The first McDonald’s store in Russia opened in 1990, just months after the fall of the Berlin Wall. It was a powerful symbol of the end of the Cold War and a great ideological healing.
Now all McDonald’s in Russia are closed, as nations and businesses reduce, suspend or sever ties in response to Ukraine’s invasion.
The scale of the economic sanctions imposed on Russia is unprecedented. It has been suggested that this conflict could be reorder the world, Russia choosing territorial hegemony over world trade. As Craig Fuller, general manager of supply chain information service Freightwaves, put it:
If the international ramifications of the Russian-Ukrainian conflict continue to expand, we face a real possibility of a bifurcation of the global economy, in which geopolitical alliances, energy and food flows, monetary systems and trade routes could divide into.
This is probably an exaggeration. Nevertheless, shockwaves are rippling through already strained supply chains. In this article, I’m going to focus on three things – energy, food, and trade routes.
Energy exports continue to sink
Fears over the disruption of Russia’s huge fossil fuel exports have led to a spike in global oil and gas prices. Tanker freight rates tripled as shipowners weigh the risk to be stuck with cargo they cannot unload.
So far, however, there has been no significant disruption to Russian exports. The United States and the United Kingdom (and Australia) are ban all Russian oil importsbut these are not significant markets (and the UK timetable for ending imports is end of 2022).
More important is what European Union countries are doing, given their heavy dependence on both Russian oil and gas. So far, the EU has imposed financial penalties on Russian energy producers while buying their product.
Getting away from Russian oil is not easy. Russia holds a 12% global share and global refineries are fine-tuned to work with specific types of oil found in specific regions. Whenever possible, scale back production to change the oil mix which goes in takes weeks and requires equipment changes. Cutting ties with Russian oil may not be a short-term option.
Replacing Russian gas is even more difficult. The European Union takes more than 40% of its gas imports from Russia. Pipelines like Nord Stream, connecting Russia to Germany, are unmatched. Shipping is limited. If tankers are oversized tin cans, LNG carriers are supercooled cryogenic tanks which keep the liquefied gas at minus 160℃ degrees (-260℉). There are few players in this game, the volume of gas transported in the world representing approximately 0.1% of that of oil.
In 2020, Russia and Ukraine accounted for 25.6% of world wheat exports (Russia 17.6%, Ukraine 8%), 23.9% of world barley exports (Russia 12.1%, Ukraine 11.8%) and 14% of world corn exports (Ukraine 13.2%, Russia 1.1%).
With rising energy prices also driving up food prices, the Food and Agriculture Organization of the United Nations has sounded the alarmfood safety in Africa and the Middle East.
Exports from Ukraine have practically ceased. No one knows for sure how badly his next harvest will be affected. Fertilizers, pesticides and fuel are scarce. Men are summoned to join the fight. Agricultural supplies are redirected to besieged towns and the army. The remaining trade routes to the west are threatened.
Russia has temporarily banned grain exports to its former neighbors of the Soviet Union. Along with these self-imposed restrictions, its Ministry of Industry and Commerce also “recommended” a halt to fertilizer exports.
Russia is the world’s largest producer ammonium nitrate, accounting for about a third of world exports. This will have implications for other major grain exporters like Brazil, which imports around 85% of its fertilizer, mostly from Russia.
The 27 countries of the European Union, the United States and Canada have closed their airspace to Russian planes. Russia in turn closed its airspace to 36 nations. This has implications for transport costs.
Circumnavigating Russia, the world’s largest country with 11% of its landmass, is not trivial if you’re flying from Asia to Europe. The cargo division of German flag carrier Lufthansa estimates that this will reduce its air cargo capacity by around 10%. FedEx added a war surcharge.

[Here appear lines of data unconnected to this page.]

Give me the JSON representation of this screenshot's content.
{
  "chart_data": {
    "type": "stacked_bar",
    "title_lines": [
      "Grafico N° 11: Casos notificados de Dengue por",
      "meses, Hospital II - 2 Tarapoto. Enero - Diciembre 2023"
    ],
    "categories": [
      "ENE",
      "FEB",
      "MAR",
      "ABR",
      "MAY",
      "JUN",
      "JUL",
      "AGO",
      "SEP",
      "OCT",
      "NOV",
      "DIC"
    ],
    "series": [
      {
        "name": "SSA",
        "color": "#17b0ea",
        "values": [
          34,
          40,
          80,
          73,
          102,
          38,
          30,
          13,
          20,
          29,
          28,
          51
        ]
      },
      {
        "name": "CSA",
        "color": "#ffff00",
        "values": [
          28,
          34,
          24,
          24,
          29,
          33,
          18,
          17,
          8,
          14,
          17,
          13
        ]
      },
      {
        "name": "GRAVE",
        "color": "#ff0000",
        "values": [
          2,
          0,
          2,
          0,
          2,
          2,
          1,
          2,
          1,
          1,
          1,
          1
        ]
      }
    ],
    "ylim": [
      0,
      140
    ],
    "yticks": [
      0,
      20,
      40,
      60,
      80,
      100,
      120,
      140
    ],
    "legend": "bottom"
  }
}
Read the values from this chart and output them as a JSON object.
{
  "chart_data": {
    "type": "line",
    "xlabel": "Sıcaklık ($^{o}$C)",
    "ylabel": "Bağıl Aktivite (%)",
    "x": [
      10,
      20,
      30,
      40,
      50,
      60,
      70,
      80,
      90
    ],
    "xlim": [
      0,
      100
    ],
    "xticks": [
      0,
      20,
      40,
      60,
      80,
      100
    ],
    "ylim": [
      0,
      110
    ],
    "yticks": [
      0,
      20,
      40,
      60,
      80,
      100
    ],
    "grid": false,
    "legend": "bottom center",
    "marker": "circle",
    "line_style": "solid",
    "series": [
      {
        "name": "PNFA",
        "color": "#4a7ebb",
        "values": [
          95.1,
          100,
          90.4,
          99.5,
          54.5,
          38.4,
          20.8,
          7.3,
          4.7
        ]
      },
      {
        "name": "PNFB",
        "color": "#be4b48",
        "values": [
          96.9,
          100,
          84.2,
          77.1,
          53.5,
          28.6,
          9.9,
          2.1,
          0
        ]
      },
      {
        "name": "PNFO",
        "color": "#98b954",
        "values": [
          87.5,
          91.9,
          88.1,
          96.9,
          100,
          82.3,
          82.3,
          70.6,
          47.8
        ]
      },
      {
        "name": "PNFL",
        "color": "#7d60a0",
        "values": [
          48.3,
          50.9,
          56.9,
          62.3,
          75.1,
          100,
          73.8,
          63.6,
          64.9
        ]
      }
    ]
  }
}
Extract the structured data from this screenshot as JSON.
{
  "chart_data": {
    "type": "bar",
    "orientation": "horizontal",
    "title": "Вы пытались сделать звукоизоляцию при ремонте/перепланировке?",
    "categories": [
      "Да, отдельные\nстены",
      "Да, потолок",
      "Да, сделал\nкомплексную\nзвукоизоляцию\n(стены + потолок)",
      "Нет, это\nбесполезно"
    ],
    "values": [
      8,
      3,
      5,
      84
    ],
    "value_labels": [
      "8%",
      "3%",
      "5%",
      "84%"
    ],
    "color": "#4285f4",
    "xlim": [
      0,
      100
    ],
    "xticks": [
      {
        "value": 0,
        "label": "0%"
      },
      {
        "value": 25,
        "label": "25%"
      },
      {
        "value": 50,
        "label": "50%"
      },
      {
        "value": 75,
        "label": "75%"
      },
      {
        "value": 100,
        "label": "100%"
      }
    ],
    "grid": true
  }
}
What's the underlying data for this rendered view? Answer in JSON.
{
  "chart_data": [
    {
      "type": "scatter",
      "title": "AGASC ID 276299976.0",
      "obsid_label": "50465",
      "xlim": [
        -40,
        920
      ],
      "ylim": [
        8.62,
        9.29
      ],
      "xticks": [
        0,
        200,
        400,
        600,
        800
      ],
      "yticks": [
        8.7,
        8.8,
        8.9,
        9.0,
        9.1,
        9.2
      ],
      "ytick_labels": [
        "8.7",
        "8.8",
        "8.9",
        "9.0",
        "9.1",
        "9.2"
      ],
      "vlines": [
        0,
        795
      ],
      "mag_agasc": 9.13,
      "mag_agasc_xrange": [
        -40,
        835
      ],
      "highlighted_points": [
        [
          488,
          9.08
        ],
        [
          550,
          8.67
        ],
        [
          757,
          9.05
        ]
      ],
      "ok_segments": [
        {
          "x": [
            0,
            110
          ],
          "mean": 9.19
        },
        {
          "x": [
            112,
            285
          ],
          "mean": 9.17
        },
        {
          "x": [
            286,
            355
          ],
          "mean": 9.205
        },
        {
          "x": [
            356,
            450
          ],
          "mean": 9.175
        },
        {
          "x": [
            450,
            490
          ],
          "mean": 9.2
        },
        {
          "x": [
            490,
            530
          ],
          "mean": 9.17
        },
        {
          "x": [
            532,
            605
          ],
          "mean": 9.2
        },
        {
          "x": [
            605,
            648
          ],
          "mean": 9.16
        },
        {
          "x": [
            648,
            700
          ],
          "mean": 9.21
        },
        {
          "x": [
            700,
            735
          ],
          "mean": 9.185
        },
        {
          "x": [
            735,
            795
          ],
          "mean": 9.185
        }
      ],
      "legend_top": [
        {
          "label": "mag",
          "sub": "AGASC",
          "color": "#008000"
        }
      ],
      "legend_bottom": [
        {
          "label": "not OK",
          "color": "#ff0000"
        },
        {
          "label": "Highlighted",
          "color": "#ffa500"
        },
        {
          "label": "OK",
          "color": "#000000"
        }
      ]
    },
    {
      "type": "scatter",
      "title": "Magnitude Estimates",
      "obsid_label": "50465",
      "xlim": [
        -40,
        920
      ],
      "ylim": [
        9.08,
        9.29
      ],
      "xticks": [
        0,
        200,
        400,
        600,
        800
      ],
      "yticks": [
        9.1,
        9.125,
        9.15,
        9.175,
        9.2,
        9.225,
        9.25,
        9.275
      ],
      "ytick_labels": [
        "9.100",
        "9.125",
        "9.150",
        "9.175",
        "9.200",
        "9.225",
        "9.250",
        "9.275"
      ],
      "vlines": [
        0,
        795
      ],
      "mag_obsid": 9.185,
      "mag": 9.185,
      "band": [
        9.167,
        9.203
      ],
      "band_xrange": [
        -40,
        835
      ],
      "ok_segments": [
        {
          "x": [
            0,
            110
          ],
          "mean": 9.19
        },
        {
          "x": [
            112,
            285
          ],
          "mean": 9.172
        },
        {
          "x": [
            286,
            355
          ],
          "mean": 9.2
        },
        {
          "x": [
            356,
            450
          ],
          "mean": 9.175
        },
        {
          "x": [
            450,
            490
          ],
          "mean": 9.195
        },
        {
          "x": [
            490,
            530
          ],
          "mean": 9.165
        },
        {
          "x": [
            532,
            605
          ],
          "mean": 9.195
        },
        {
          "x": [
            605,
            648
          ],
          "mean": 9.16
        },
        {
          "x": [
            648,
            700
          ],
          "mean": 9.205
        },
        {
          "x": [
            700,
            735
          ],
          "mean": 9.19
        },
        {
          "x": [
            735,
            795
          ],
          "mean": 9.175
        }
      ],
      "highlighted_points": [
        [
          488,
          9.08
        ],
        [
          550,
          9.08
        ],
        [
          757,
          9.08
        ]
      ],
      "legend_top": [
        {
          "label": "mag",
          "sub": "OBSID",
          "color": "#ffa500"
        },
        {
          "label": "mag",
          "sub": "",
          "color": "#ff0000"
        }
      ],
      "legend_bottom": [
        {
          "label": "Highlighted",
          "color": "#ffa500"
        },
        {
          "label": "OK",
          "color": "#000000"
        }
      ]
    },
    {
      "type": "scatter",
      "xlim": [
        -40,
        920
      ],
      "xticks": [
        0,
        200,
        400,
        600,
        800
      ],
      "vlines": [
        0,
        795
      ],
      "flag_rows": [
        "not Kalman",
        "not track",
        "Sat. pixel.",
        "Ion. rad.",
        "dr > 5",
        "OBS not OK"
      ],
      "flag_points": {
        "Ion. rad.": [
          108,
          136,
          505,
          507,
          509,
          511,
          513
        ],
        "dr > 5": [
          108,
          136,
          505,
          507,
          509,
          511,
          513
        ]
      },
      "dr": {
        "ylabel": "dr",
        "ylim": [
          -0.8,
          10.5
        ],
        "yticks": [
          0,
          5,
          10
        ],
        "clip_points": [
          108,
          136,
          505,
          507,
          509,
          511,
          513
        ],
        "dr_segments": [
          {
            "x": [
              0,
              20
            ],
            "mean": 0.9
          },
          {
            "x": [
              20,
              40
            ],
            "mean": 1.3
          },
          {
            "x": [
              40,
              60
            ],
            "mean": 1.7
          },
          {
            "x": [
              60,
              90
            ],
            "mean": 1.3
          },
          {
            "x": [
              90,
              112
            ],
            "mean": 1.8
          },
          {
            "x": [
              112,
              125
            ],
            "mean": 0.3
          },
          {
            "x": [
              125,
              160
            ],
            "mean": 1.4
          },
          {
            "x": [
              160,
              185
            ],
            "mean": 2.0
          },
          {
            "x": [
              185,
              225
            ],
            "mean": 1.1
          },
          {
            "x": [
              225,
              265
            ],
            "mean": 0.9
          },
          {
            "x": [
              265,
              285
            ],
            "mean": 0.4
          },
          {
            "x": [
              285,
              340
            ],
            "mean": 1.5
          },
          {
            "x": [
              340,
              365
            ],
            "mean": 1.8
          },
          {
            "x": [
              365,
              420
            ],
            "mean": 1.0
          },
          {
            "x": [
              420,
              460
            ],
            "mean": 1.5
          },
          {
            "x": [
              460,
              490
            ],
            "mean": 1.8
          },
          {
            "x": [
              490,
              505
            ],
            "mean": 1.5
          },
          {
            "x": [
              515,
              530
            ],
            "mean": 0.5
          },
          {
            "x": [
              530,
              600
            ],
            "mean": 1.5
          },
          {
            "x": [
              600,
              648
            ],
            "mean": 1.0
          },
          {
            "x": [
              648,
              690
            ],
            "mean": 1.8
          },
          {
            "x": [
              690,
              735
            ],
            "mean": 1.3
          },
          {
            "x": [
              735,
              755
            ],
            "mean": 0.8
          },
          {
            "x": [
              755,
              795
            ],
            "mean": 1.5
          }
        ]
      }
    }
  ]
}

The war is also impacting the new “Silk Road” from China to Europe, the world’s longest freight rail line, on which the nation has spent 900 billion dollars.
Although China’s exports by rail are still small compared to maritime transport, they have been growing rapidly. Rail routes have helped ease pressure on Chinese ports during the pandemic. These pressures have increased again with the outbreaks of COVID and hard locks in port cities such as Tianjin, Shenzhen and Shanghai (the largest port in the world).
The main route from China to Europe passes through Russia and Belarus. There is an alternative route to Turkey via Azerbaijan, Georgia and Kazakhstan, but it is less established. China can also, of course, continue to use container ships. But a key geostrategic goal of its Belt and Road Initiative is to secure trade routes from the US Navy. This could dampen China’s enthusiasm for a protracted conflict between Russia and NATO countries.
The Russian invasion is a tragedy for the Ukrainian people, a challenge for European democracies and a headwind for economic recovery everywhere. A potentially long conflict may lie ahead. It is reshaping global supply chains, but for how long and to what extent remains to be seen.